Cornbread (from a mix, or homemade)
8 oz. Frozen corn, divided
1 bag Morningstar Crumbles, or your favorite variety
1 cup Black beans (rinsed and drained from a can, or dried and cooked)
Canned tomatoes with diced chiles
Shredded cheddar cheese
Begin by cleaning and quartering the mushrooms. Cook in a skillet 3-4 minutes, then add the crumbles (I defrost first for a minute or two), black beans, half the corn, and the tomatoes. Stir together and season with salt and pepper. Add shredded cheese. I used about 1/2 cup because I was trying not to go overboard. This would be good with more cheese if you like, or no cheese if you like.
Separately, make the cornbread according to your favorite directions. I also add the other half of the frozen corn to the cornbread mix. This addition was Alex's special request. I used the Little Crow Miracle Maize brand and made it with soymilk and Ener-G egg replacer.

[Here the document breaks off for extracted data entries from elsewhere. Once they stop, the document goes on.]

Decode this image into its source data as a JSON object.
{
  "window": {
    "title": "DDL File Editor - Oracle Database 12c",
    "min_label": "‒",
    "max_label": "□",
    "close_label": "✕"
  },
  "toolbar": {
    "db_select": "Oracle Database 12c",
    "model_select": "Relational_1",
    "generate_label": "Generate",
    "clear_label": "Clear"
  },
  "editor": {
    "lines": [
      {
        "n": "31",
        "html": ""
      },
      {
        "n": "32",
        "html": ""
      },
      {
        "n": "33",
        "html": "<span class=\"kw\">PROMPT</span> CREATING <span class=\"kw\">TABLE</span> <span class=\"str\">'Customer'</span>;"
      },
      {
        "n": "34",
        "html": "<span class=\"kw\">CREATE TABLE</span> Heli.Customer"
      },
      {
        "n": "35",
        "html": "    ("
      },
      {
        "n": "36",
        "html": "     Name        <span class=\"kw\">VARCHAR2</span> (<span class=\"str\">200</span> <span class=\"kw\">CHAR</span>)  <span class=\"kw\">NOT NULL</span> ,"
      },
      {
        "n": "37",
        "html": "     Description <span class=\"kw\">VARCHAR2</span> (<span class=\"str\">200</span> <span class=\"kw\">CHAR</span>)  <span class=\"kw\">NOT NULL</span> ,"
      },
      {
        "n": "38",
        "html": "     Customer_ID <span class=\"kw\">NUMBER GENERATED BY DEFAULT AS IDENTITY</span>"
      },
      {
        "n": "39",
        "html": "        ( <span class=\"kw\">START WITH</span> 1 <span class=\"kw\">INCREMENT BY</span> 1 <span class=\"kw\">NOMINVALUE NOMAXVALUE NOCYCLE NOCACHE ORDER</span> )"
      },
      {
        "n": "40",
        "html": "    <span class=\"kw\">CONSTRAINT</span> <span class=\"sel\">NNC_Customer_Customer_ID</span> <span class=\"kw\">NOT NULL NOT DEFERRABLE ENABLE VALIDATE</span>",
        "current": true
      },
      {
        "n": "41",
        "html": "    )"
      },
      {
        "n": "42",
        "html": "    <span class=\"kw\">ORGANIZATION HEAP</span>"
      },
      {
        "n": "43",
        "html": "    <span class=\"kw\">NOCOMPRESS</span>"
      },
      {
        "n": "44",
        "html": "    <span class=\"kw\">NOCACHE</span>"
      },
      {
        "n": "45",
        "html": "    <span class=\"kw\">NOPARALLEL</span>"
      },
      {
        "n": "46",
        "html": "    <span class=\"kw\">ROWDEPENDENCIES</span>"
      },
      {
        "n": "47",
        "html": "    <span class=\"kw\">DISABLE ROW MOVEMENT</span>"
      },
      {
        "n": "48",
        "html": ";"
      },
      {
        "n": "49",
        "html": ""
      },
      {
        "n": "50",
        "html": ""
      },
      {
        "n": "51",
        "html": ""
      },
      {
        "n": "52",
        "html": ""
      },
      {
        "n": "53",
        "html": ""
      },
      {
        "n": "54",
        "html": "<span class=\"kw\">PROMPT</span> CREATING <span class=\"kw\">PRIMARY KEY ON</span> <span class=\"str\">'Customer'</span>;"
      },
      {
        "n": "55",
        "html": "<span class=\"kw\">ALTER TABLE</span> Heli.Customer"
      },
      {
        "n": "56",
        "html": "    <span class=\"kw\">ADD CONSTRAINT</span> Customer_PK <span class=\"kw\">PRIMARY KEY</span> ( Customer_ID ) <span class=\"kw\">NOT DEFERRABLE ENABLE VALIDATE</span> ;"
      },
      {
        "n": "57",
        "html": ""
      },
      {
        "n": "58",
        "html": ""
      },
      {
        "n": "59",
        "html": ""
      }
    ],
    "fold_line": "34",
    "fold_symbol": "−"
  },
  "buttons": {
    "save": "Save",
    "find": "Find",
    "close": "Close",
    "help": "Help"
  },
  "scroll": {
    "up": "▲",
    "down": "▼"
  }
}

Transfer the crumble mixture to a casserole dish. I used a 13x9 after I saw how much food I’d made. Dollop the cornbread mix on top, carefully spreading it without stirring it into the first layer. Sprinkle with additional cheddar, if desired.
Bake according to cornbread directions, keeping in mind that if the cornbread is thinner than the recipe calls for, it will take less time to bake. Mine was bubbly and done in about two-thirds of the required time. Test with a toothpick or cake tester for doneness.